En arrière se trouve une vaste chambre de chauffe excavée où aboutissent deux tunnels latéraux d’alimentation.

Nous remercions le Dr Laurent PORTE et la section archéologique de Sanary pour leurs recherches historiques et dont les éléments présentés sont extraits de "Fours à cade, fours à poix dans la Provence littorale"" qu’ils ont publiée sous le couvert de
Association "Les Alpes de lumière"
04300 MANE
tél 04 92 75 19 93

Le four à poix fonctionne selon les mêmes principes.

La commune de Vidauban possède sur son territoire le plus grand nombre de fours à poix connus dans le Var. La plupart de ces fours étaient utilisées avant les années 1850 pour produire de la poix "navale", substance résineuse et collante.

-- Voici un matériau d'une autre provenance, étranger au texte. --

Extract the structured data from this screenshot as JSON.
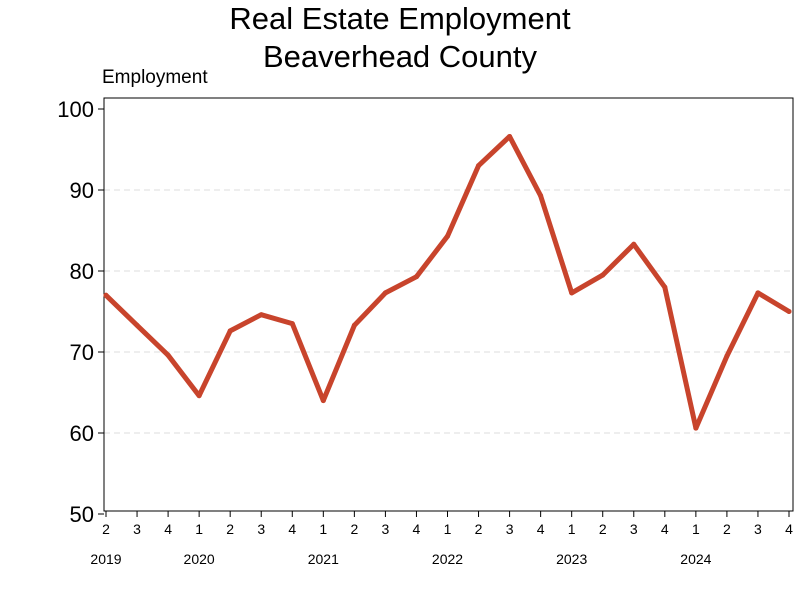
{
  "chart_data": {
    "type": "line",
    "title": "Real Estate Employment",
    "subtitle": "Beaverhead County",
    "ylabel": "Employment",
    "xlabel": "",
    "ylim": [
      50,
      100
    ],
    "yticks": [
      50,
      60,
      70,
      80,
      90,
      100
    ],
    "grid": true,
    "x_quarter_labels": [
      "2",
      "3",
      "4",
      "1",
      "2",
      "3",
      "4",
      "1",
      "2",
      "3",
      "4",
      "1",
      "2",
      "3",
      "4",
      "1",
      "2",
      "3",
      "4",
      "1",
      "2",
      "3",
      "4"
    ],
    "x_year_labels": [
      {
        "label": "2019",
        "index": 0
      },
      {
        "label": "2020",
        "index": 3
      },
      {
        "label": "2021",
        "index": 7
      },
      {
        "label": "2022",
        "index": 11
      },
      {
        "label": "2023",
        "index": 15
      },
      {
        "label": "2024",
        "index": 19
      }
    ],
    "x": [
      "2019 Q2",
      "2019 Q3",
      "2019 Q4",
      "2020 Q1",
      "2020 Q2",
      "2020 Q3",
      "2020 Q4",
      "2021 Q1",
      "2021 Q2",
      "2021 Q3",
      "2021 Q4",
      "2022 Q1",
      "2022 Q2",
      "2022 Q3",
      "2022 Q4",
      "2023 Q1",
      "2023 Q2",
      "2023 Q3",
      "2023 Q4",
      "2024 Q1",
      "2024 Q2",
      "2024 Q3",
      "2024 Q4"
    ],
    "series": [
      {
        "values": [
          77,
          73.3,
          69.6,
          64.6,
          72.6,
          74.6,
          73.5,
          64,
          73.3,
          77.3,
          79.3,
          84.3,
          93,
          96.6,
          89.3,
          77.3,
          79.5,
          83.3,
          78,
          60.6,
          69.5,
          77.3,
          75
        ]
      }
    ],
    "colors": {
      "line": "#C8442C",
      "grid": "#DDDDDD",
      "axis": "#000000"
    }
  }
}
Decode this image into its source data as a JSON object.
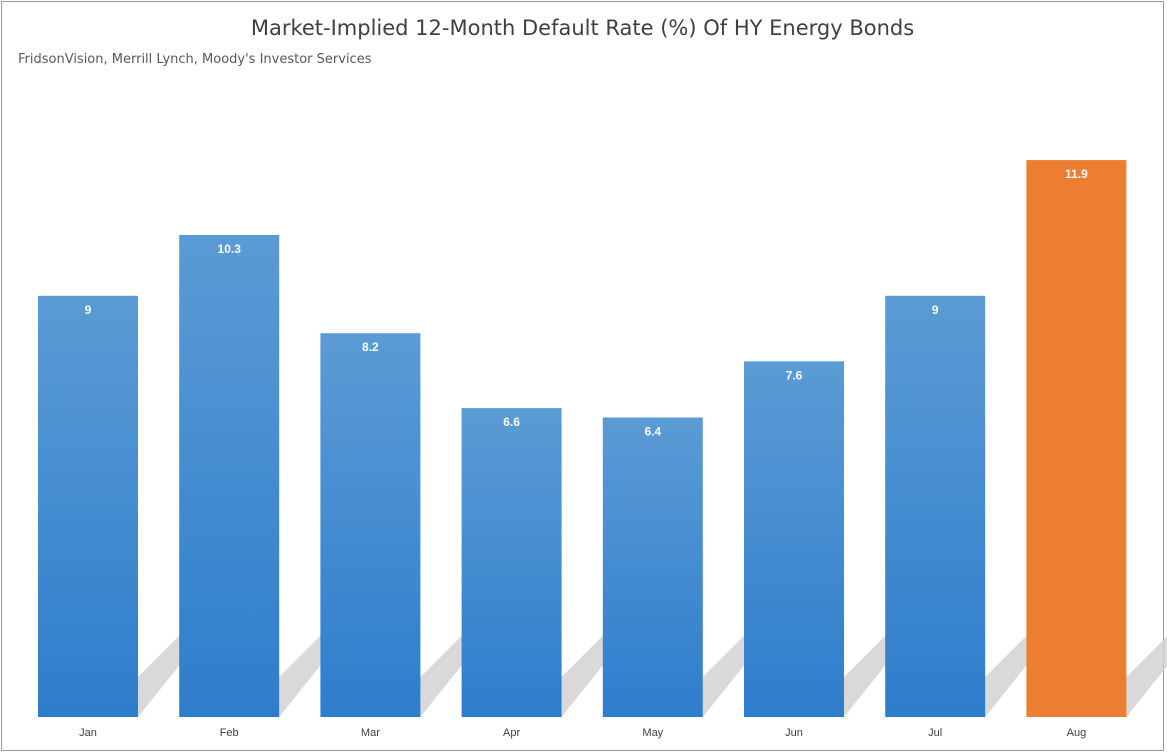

Le four à poix Bois du Rouquan :
Four à poix du Rouquan La jarre était remplie de bûchettes de pins (environ 1400 litres de bûchettes), le feu était mis sur la partie supérieure des bûchettes et dès que la combustion était commencée, la jarre était fermée par de grosses pierres jointives, recouvertes d’au moins 0,50 m de terre pour assurer l’isolation. Le couloir latéral qui avait assuré l’arrivée d’air au départ de la combustion était alors obturé par une pierre et l’étanchéité était réalisée avec l’argile. La combustion à l’étouffée pouvait commencer, elle durait environ 48 heures.

Four à poix du Rouquan
Au bout de quelques heures, un liquide aqueux s’écoulait ; en fin de combustion seul un goudron épais et noir était recueilli. Le fond du réceptacle était garni d’eau pour que la poix se fige rapidement puis elle était découpée immédiatement en morceaux.